According to the RPOA, one of the violations goes back to when RPD officers were to supposedly receive annual step increases on July 1, in accordance with the agreement.
“This did not happen,” said RPOA vice president Michael Burkowski. “This marks the third time that the city of Roswell has not provided step increases to officers. This means officers’ pay is frozen at their current grade.”
In a statement from Roswell’s city manager, Joe Neeb said the city and union reached a resolution to fund the step increases for the final portion of the 2017 fiscal year, which ended June 30. Neeb said an impasse was experienced during negotiations regarding step increases in the 2018 fiscal year, which began July 1.
The city also showed discontent toward the RPOA statement of Aug. 14, in which the RPOA said city leaders should be held accountable for “not supporting its officers.”
“We are disappointed with the RPOA’s apparent attempt to manipulate the agreement process by stating inaccurate information in a public manner,” Neeb said.
Burkowski, who disclosed the RPOA’s 2017 fiscal year settlement to multiple media outlets, responded that there was no attempt to spread misinformation.

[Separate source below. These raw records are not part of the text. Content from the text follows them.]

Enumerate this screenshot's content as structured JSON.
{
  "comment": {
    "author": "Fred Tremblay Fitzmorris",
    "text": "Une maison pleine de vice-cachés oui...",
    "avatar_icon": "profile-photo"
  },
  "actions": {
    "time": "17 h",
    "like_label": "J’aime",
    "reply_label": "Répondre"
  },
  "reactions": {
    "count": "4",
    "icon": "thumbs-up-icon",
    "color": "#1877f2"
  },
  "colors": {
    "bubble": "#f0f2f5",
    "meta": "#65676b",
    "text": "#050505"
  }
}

“That settlement, and ongoing negotiations, still does not permit the city to violate the contract by not providing the 3 percent step increase already owed, and violate it again by failing to conduct the market analysis for two years in a row,” Burkowski responded.
According to Neeb, part of the 2017 contract resolution included an agreement to reopen negotiations for the 2018 fiscal year.

“Because those negotiations were ongoing and we remained without a resolution and final agreement as FY 2018 began, the city has been unable to offer the step increase for FY 2018 as negotiations continue,” Neeb said. “(The) RPOA was aware the step increase would not be available during the FY 2018 initial negotiations.”
Burkowski said the RPD still remains “very short-handed.” According to the RPOA, the Roswell Police Department has retained nine of the last 78 officers hired, and 50 percent of the department has less than five years of experience.
“(We are) 14 officers short as of this (Aug. 14) release, and others are looking to leave,” Burkowski said. “This is in no small part due to the fact that the city refuses to honor the contact that it agreed to. Thirty-six of 73 officers are affected by this violation.”
After conducting a survey, the RPOA said the top reasons why officers would leave the department included statements of officers feeling overworked, underpaid, having a low quality of life within the city, feeling lied to about the step increases and the city’s alleged contract violations.
Neeb said the parties are proceeding into the next step of negotiations — mediation.
City Attorney Aaron Holloman said the city is waiting to be contacted back from a federal mediator. Neeb said the city supports its employees, honors its responsibilities and sincerely hopes to reach a consensus.
Neeb said the city desires to keep the lines of communication open with RPOA, and to continue to try to work with the police association to reach an agreement.
Burkowski said the RPOA, too, is willing to cooperate.
“The RPOA is willing to continue working with the city, provided they honor agreements they’ve made and are willing to bring forth a reasonable offer to negotiations,” Burkowski said. “We can’t strike. I mean, we can’t do much about it.
“We’re considering all legal options at this point, but we don’t want to come to that. That’s not what we want to do.”